First, can the Minister clarify for the House that it is in fact legal for women to purchase abortion pills online in Northern Ireland without restriction at the current time? I would value his comments. While it may be an offence under the Human Medicines Regulations 2012 to provide such prescription medications, it is not illegal to take them in Northern Ireland any more. Additionally, can the Minister make it clear that there is no restriction currently in place as to where these pills can be taken, unlike in Great Britain?

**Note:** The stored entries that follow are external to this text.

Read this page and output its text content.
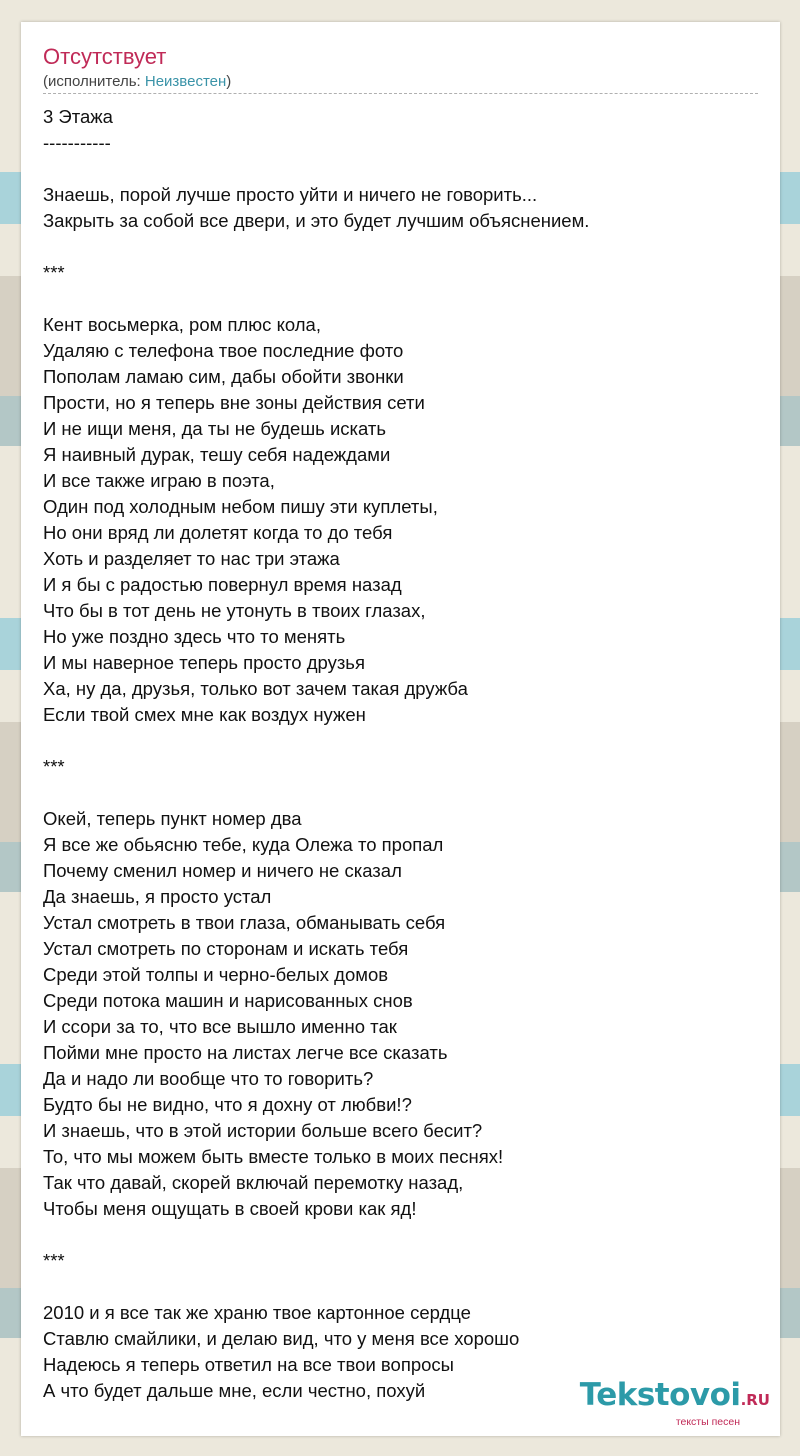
Отсутствует
(исполнитель: Неизвестен)
3 Этажа
-----------

Знаешь, порой лучше просто уйти и ничего не говорить...
Закрыть за собой все двери, и это будет лучшим объяснением.

***

Кент восьмерка, ром плюс кола,
Удаляю с телефона твое последние фото
Пополам ламаю сим, дабы обойти звонки
Прости, но я теперь вне зоны действия сети
И не ищи меня, да ты не будешь искать
Я наивный дурак, тешу себя надеждами
И все также играю в поэта,
Один под холодным небом пишу эти куплеты,
Но они вряд ли долетят когда то до тебя
Хоть и разделяет то нас три этажа
И я бы с радостью повернул время назад
Что бы в тот день не утонуть в твоих глазах,
Но уже поздно здесь что то менять
И мы наверное теперь просто друзья
Ха, ну да, друзья, только вот зачем такая дружба
Если твой смех мне как воздух нужен

***

Окей, теперь пункт номер два
Я все же обьясню тебе, куда Олежа то пропал
Почему сменил номер и ничего не сказал
Да знаешь, я просто устал
Устал смотреть в твои глаза, обманывать себя
Устал смотреть по сторонам и искать тебя
Среди этой толпы и черно-белых домов
Среди потока машин и нарисованных снов
И ссори за то, что все вышло именно так
Пойми мне просто на листах легче все сказать
Да и надо ли вообще что то говорить?
Будто бы не видно, что я дохну от любви!?
И знаешь, что в этой истории больше всего бесит?
То, что мы можем быть вместе только в моих песнях!
Так что давай, скорей включай перемотку назад,
Чтобы меня ощущать в своей крови как яд!

***

2010 и я все так же храню твое картонное сердце
Ставлю смайлики, и делаю вид, что у меня все хорошо
Надеюсь я теперь ответил на все твои вопросы
А что будет дальше мне, если честно, похуй	Tekstovoi.RU
тексты песен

Secondly, it remains unclear to me which criminal statute criminalises non- consensual abortions in Northern Ireland in the absence of Section 58. I remain particularly concerned about the practice of placing noxious substances in the food or drink of pregnant women without their knowledge for the purpose of ending their pregnancy. In cases of this that have gone to court in the UK, the law that has been cited to protect women is Section 58. I raised this matter with the Minister when we debated these matters on 17 October. He responded by saying:

“I listened with some interest to the notion of noxious substances, raised by the noble Lord, Lord Morrow, and the deliberate attempt to abort a foetus by a dominant male administering the process. I note in saying that there are a number of laws in Northern Ireland that would be absolutely applicable should an individual seek to abuse the body of another person in this regard. They carry with them very significant sentences. At present, the law has not been used in this regard, but it certainly could be. There would be no question that somebody could, with some sort of lightness of touch, escape from criminal justice in this regard. I would like to make sure that nobody in Northern Ireland is of the view that there may be secret poisonings that could somehow go both unreported and unaddressed. That would be the wrong thing to take from this debate here today.”—[Official Report, 17/10/19; col. 276.]


I was very grateful to the Minister for that response. However, in saying,

“there are a number of laws in Northern Ireland that would be absolutely applicable should an individual seek to abuse the body of another person in this regard”

he did not tell us which laws he had in mind. I sincerely hope that he was not thinking of Sections 23 and 24 of the Offences Against the Person Act because, while these provisions are relevant, they do not provide women the same level of protection that they receive in England and Wales under Section 58.